The movie ends around 2012. What has happened since?

For one thing, Mutesi has been traveling, both for her chess tournaments and for the film. She’s a fan of California. “I like its weather. It’s like Uganda,” she says. She’s not a fan of New York, though. “It’s so noisy. I couldn’t believe it.”

When she’s back in Uganda — in a house her family could afford after the film and a book, by Jim Crothers, published in 2012 — she lives a normal life. She still goes to high school, and her studies mean less time for chess, which she can only practice on the holidays. (Though she did participate in an Olympiad a couple weeks ago.) Her last exam is in November, and she’s considering university. Her preference is Harvard, and she wants to go into law.

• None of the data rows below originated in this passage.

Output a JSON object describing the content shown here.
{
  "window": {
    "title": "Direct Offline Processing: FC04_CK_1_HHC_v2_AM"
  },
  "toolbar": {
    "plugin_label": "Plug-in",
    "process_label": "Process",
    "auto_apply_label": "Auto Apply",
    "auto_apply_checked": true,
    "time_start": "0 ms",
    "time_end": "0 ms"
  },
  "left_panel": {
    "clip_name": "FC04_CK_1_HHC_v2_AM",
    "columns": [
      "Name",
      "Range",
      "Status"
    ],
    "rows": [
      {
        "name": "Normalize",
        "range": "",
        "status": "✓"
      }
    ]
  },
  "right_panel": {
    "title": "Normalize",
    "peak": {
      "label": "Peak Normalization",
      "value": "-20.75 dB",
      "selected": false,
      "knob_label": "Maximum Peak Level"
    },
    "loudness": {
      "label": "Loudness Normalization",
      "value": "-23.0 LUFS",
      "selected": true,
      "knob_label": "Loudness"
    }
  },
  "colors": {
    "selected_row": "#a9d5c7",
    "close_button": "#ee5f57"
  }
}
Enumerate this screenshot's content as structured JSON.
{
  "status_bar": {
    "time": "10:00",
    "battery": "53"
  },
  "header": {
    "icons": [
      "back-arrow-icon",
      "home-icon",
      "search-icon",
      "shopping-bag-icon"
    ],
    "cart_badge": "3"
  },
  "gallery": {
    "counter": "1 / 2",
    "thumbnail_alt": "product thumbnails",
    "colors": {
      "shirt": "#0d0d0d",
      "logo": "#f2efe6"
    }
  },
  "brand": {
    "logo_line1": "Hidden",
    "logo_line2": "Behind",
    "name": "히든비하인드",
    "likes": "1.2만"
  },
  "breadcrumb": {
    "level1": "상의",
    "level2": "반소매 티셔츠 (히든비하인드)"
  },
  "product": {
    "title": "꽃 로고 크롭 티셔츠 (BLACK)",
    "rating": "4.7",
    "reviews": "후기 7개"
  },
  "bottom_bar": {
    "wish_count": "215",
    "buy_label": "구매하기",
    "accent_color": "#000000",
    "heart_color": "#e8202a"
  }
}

“In the slums, no one is there to speak on your behalf. They don’t have rights,” she says. “I want to speak for the kids.”

Mutesi was not on set while “Queen of Katwe” was being filmed, though she still formed a bond with Nair, whose 1991 romantic drama “Mississippi Masala,” starring Denzel Washington and Sarita Choudhury, concerned Ugandan immigrants who settled in the American South.

“She knows that place. And the people know her,” Mutesi says. “She was just the right person to do this. She’s more like my mother now.”

Speaking of which, her real mother is doing well, Mutesi says. Harriet mostly stays in their new home. “She’s no longer struggling for food. She’s doing great where she is right now,” she explains.

Harriet hasn’t seen the movie yet, but she did get to spend time with the Oscar-winning actress playing her. “Now they are really friends,” she says. Nyong’o, Mutesi says, got her mom exactly. “Everything she does, it’s the same as my mom, how she used to act. It’s all true.”